Tips to burn less fuel
Small habits close the gap between real and factory economy:
- Hold a steady speed and avoid hard acceleration and braking; aggressive driving can raise consumption 15-30%.
- Check your tire pressure: soft tires add rolling resistance and waste fuel.
- Drop dead weight from the trunk and remove roof racks when you aren’t using them, since they add drag.
- Use air conditioning wisely in town and switch the engine off during long waits.
- Keep up with maintenance: clogged air filters and worn spark plugs hurt efficiency.
Splitting the cost between passengers
Carpooling is the fastest way to make a trip cheaper. Enter the number of people and the calculator divides the total evenly. That’s fair when everyone rides the whole way; if someone gets off early, the usual move is to prorate by the distance each person actually travelled.
Frequently asked questions
How do I find my car’s fuel efficiency?
Check the manufacturer’s spec, or measure it yourself: fill the tank, note the odometer, drive normally, then fill up again. Divide the kilometers driven by the liters you added and you get your real km/L, which is usually a bit worse than the brochure figure.
How do I convert km/L to L/100km?
Divide 100 by your km/L figure. For example, 100 ÷ 15 = 6.67 L/100km. The same operation works in reverse: 100 ÷ 6.67 = 15 km/L.
How do we split fuel between friends?
The simplest way is an even split: total cost divided by the number of passengers.

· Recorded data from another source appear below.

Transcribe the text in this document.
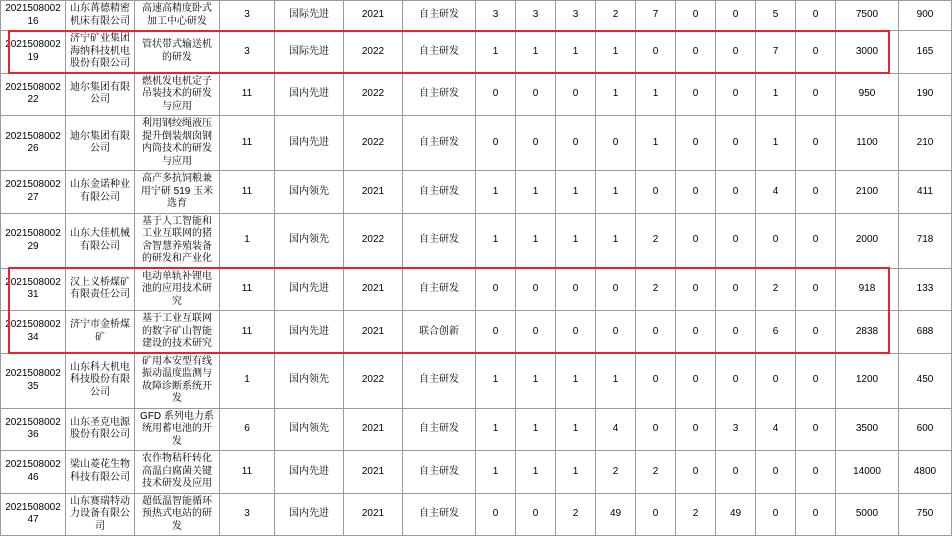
202150800216	山东苒德精密机床有限公司	高速高精度卧式加工中心研发	3	国际先进	2021	自主研发	3	3	3	2	7	0	0	5	0	7500	900
202150800219	济宁矿业集团海纳科技机电股份有限公司	管状带式输送机的研发	3	国际先进	2022	自主研发	1	1	1	1	0	0	0	7	0	3000	165
202150800222	迪尔集团有限公司	燃机发电机定子吊装技术的研发与应用	11	国内先进	2022	自主研发	0	0	0	1	1	0	0	1	0	950	190
202150800226	迪尔集团有限公司	利用钢绞绳液压提升倒装烟囱钢内筒技术的研发与应用	11	国内先进	2022	自主研发	0	0	0	0	1	0	0	1	0	1100	210
202150800227	山东金诺种业有限公司	高产多抗饲粮兼用宁研 519 玉米选育	11	国内领先	2021	自主研发	1	1	1	1	0	0	0	4	0	2100	411
202150800229	山东大佳机械有限公司	基于人工智能和工业互联网的猪舍智慧养殖装备的研发和产业化	1	国内领先	2022	自主研发	1	1	1	1	2	0	0	0	0	2000	718
202150800231	汉上义桥煤矿有限责任公司	电动单轨补锂电池的应用技术研究	11	国内先进	2021	自主研发	0	0	0	0	2	0	0	2	0	918	133
202150800234	济宁市金桥煤矿	基于工业互联网的数字矿山智能建设的技术研究	11	国内先进	2021	联合创新	0	0	0	0	0	0	0	6	0	2838	688
202150800235	山东科大机电科技股份有限公司	矿用本安型有线振动温度监测与故障诊断系统开发	1	国内领先	2022	自主研发	1	1	1	1	0	0	0	0	0	1200	450
202150800236	山东圣克电源股份有限公司	GFD 系列电力系统用蓄电池的开发	6	国内领先	2021	自主研发	1	1	1	4	0	0	3	4	0	3500	600
202150800246	梁山菱花生物科技有限公司	农作物秸秆转化高温白腐菌关键技术研发及应用	11	国内先进	2021	自主研发	1	1	1	2	2	0	0	0	0	14000	4800
202150800247	山东赛瑞特动力设备有限公司	超低温智能循环预热式电站的研发	3	国内先进	2021	自主研发	0	0	2	49	0	2	49	0	0	5000	750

If someone only rides part of the route, calculate their leg separately and add it on. This tool shows the cost per person instantly, so no one argues over the tab.
Does the result include tolls or wear?
No. The calculator estimates fuel only. Tolls, oil, tires and general wear all add to the true cost per kilometer, but they are figured separately.